[AS PUBLISHED IN MALAY MAIL]
IMAGINE poring through your phone and discovering a list of sound files identified only by the date and time you recorded them. Perhaps it is not that difficult to picture if you often record lectures or enjoy storing weird little ideas and saving them as voice memos.
But if you are freewheeling troubadour Azmyl Yunor, those grainy few minutes of soundbites could just make up your next EP. Still writing, still recording, still busking, the 40-year-old is experimenting on his music-making mission, and he is not in it for the money.
“I do it for myself, including playing shows and recording. Busking because it’s what I love and I’m playing to no one in particular — it’s spiritual.
“I stumbled upon this vocation; it wasn’t something I had an ambition about when I was younger. I’m a music fan first.
“That keeps me going. I don’t have this mental state of ‘wanting to move up in this industry’. Rather, I’m an outsider looking in.”
Ampang Park is Azmyl’s 14th album — fourth EP and first digital only — two decades after he made his presence felt in the country’s indie rock quarters.
In 1997, he put out his debut album, Watever on cassette, already going against the compact disc grain, but Ampang Park may be his most unconventional release yet. The five-track collection, comprising songs recorded on his Xiaomi phone, was uploaded to azmyl.bandcamp.com at midnight last week.
“They were demos I found on the smartphone’s recorder that I realised were fully formed songs. They appear on the EP in their original form — warts and all.
“What struck me was the graininess and the rawness of the sound. It harkened back to recording on a basic cassette Walkman like I used to.
“It is barebones, just man and guitar. The EP is not a demo. They are versions I want delivered to the world. They may have different live or recorded permutations in the future but conceptually for this EP, they are what they are.”
The message runs deeper.
Azmyl wants the songs about Ampang Park, the mall to be demolished and replaced by a Mass Rapid Transit station, to represent “places and memories” his listeners hold dear.
He grew up in nearby Jalan Semarak, then Jalan Gurney, and used to watch his family pick up home essentials from the mall. He had been spending a lot of time there lately.
“Everyone has their own ‘Ampang Park’ so to say — a place they have great affinity with that doesn’t exist anymore or soon to be taken out of existence.

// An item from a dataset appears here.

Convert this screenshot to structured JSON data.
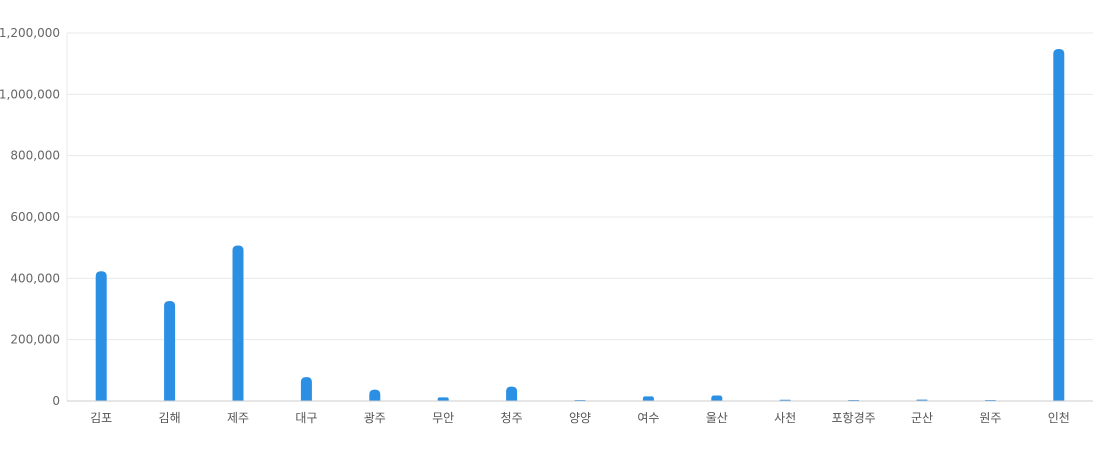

“Like Bukit Bintang Girls School where Pavilion Mall now stands. There is absolutely no reference or any marking about what used to be there.
“I feel the mall is symbolic of the city’s lack of physical history and constant de-historicisation. What is a city without its people and memories?”
On top of new releases and recent Peninsular-wide Lima Penjuru tour, Azmyl is still senior lecturer at the School of Arts, Sunway University. He recently took his students to Ampang Park to make a documentary about the building.
“I felt the place is emblematic of the current regression of KL in its quest for development.”
Musically, the songs delve back into Azmyl’s lo-fi roots.
It’s his first release under the genre since 2003’s ends and a move away from his last effort, the 2015 patriotic folk rock album Was Was recorded with Orkes Padu bandmembers.
The sound draws on a distortion, an aesthetic that lends a sense of “intimacy, entering into a private space”.
“The graininess does add a certain layer of authenticity but more importantly a playfulness and immediacy which lacks in so-called professional recordings.”
Lo-fi, the genre and its influences, has been a longtime companion of Azmyl in his musical journey.
“The rawness is also very rock ‘n’ roll and punk rock to me.
“Listen to any early Delta blues or rock ‘n’ roll recordings. They weren’t high fidelity recordings but it made you aware of the songs first and foremost.
“I’m aware the recording may not be to everyone’s liking, but I believe the songs are. Good songs should be able to travel through all ranges of fidelity.”
Still independent, Azmyl can be spotted with his six-string and harmonica at various low-key venues around the Klang Valley.
Having never signed to a major label, he gets his kicks slinging rock and blues, be it onstage to supportive crowds of 20-or-so at Merdekarya or to passers-by at the walkway in Publika.
The performance is pure, and it allows him to release a record every now and then.
“Some friends who are signed to major labels have even told me they wished they had taken my path because of greater artistic freedom.
“Sure you have to hustle around for shows but that only keeps you sharp.”